じぃっと見つめていると頬が紅く染まっていって、それから自分の手を見下ろして、また私を見て、自分を指さして、私を指さして、それから自分の頬に手を沿えて。
「―――ちゃうよッ!?びっっっっくしたぁ!なん、なんやびっくりしてそないな気ぃしてもうてんけどちゃうよ!?罪悪感的なやつやからね!?ってゆかそーゆんちゃうって前も言うたよ!」
「じゃあ嫌いなんですね」
「なんでそうなるん!?」
「じゃあ好きですか?」
「すっっっっっ、ちょおッ!」
「す、き、で、す、か?」
ずい、と迫ると、彼女はたじろいで。
あぅあぅと言葉に詰まった彼女は、それから突然表情を消す。
怒らせてしまったかもと思っていると、彼女はぐいっと私を押し倒して馬乗りになった。
「ゆみちゃんが誘ってんで」
「あ、の、?」
「そもそもゆみちゃんこういうことされたいんもんな」
どこか虚ろな目をしたお姉さんが頬をひしゃげさす。
お姉さんの手が服の上から胸を持ち上げて、突然のことに息が詰まった。
「安心しいな。ウチセックスだけは上手いって褒められよるん。
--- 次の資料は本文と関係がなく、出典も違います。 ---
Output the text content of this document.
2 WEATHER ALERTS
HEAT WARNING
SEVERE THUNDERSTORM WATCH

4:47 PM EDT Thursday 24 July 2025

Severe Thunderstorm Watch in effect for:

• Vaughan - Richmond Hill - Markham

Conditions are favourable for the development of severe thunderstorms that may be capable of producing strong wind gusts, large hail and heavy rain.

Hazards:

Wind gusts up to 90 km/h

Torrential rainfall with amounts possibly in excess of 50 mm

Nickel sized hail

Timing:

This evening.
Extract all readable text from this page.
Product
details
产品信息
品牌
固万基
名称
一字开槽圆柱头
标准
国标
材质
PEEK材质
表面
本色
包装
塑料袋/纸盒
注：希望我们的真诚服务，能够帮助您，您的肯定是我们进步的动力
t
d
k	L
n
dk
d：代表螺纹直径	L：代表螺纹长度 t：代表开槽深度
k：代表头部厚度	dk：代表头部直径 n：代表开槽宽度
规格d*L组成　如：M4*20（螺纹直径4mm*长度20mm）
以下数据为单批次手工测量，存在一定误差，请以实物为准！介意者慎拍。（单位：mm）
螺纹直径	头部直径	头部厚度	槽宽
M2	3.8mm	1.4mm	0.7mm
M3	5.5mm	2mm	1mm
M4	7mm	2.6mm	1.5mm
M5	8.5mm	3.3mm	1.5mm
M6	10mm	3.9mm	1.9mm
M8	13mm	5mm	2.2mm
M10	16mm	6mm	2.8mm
ロクに女も知らんガキひとり、その気やのうても鳴かせられんで」
お姉さんはそう言って顔を近づけてくる。
近づけて。
近づけて。
近づけて……。
「ちょ、っとは抵抗しいなッ!」
ずばっ!と勢いよく離れて行くお姉さん。
そっぽを向いて頭痛が痛そうに頭を押さえた彼女は、保冷剤を拾って額に当てた。
「あんなぁ、こないなよう知らん女にいいようにされとったらあかんよ。ちゃんと抵抗せなほんに危ないんよ」
「だって、お姉さんはしないですよ。そんなこと」
後ろから抱き着いて、これみよがしに身体をすりつける。
お姉さんは困ったように顔をしかめるけど、こうしてもまったくためらいがない辺りほんとに警戒していないんだなと他人事みたいに思う。
彼女が私を拒むよりも前に、私は言葉を続けた。
「こんなちょっとの時間でも、お姉さんがとっても頑張り屋さんで、寂しがり屋さんで、良い人だっていうのは知ってます。きっと私よりもっといっぱいお姉さんのステキなところ知ってたのに、別れちゃうなんてもったいない人ですね。島崎さんって」
くすくすと笑うと、お姉さんは驚いたように目を見開いて。
それからふっと優しい表情になって、目を保冷剤で隠した。
「アイツとはな、中三?から高校三年間とか、結構しっかり付き合っててん。やのにめっちゃひどいケンカ別れして、ちゅうてもウチはずっと好きやってんけど、あっちがもう付き合っとれんとか言うて。もうええわーっつってな」
冗談めかしながらも、懐かしむ声音は穏やかで。
思い出を語っていると分かるから、なにも言わずに耳を傾けた。
「そのあと吹っ切れて大学でまた新しい恋とか始めてんけど、どれもあんま上手くいかんでな。そんでウチって多分レンアイとかできへんねやろなぁ思ぉて……気がついたら社会人になって三年とか経ってんよ」
苦笑するお姉さんが、テーブルにある招待状を見る。
「そんで急に結婚とか言われて、懐いやらめでたいやらもあんねんけど、羨ましい……ちゅうか妬ましい?ウチの恋愛にケチつき始めたんアンタんせぇやろぉーとか勝手に思ったりしてな。そんでなんかバカんなってもうて、ゆみちゃんに電話してんよ。こないなこと同僚にも友達にもようグチれんし……つって、普通に考えたら関係あらへん女子高生にグチるってのが一番どうかしてんけど」
からからと笑うお姉さん。
そんなことないと、私は首を振る。
「お姉さんに甘えてもらえると、私うれしいですよ」
「あはは。なんや、ゆみちゃんって将来魔性の女になりそうやな。年上キラーっちゅうん?」
「ふふっ。お姉さんもコロっとやられちゃってるんですか?」
冗談めかして問いかけると、お姉さんはまた笑って、それから大きく頷いた。
「せやよぉ。大人んなるとなかなか甘やかされたりとかできへんから。年下の子ぉでも、こないされると弱いんよ」
「へー。今度の参考にしますね」
「うぅわ、悪い子ぉや。魔性や魔性」
後ろ手に脇腹を摘ままれる。
痛い痛いとはしゃいで笑うと、お姉さんはふっと真顔になる。
じっと見つめられて、少し戸惑う。
甘やかすときのお姉さんでも、さっきみたいな無理して無表情してるような感じでもない。
とても真剣な目だ。
「あはは、おねぇさんえっちな目で見ちゃだめですよぉ」
見つめていられなくて目を逸らすと、お姉さんはそれを許さなくて、頬に手を沿えて私の視線を誘う。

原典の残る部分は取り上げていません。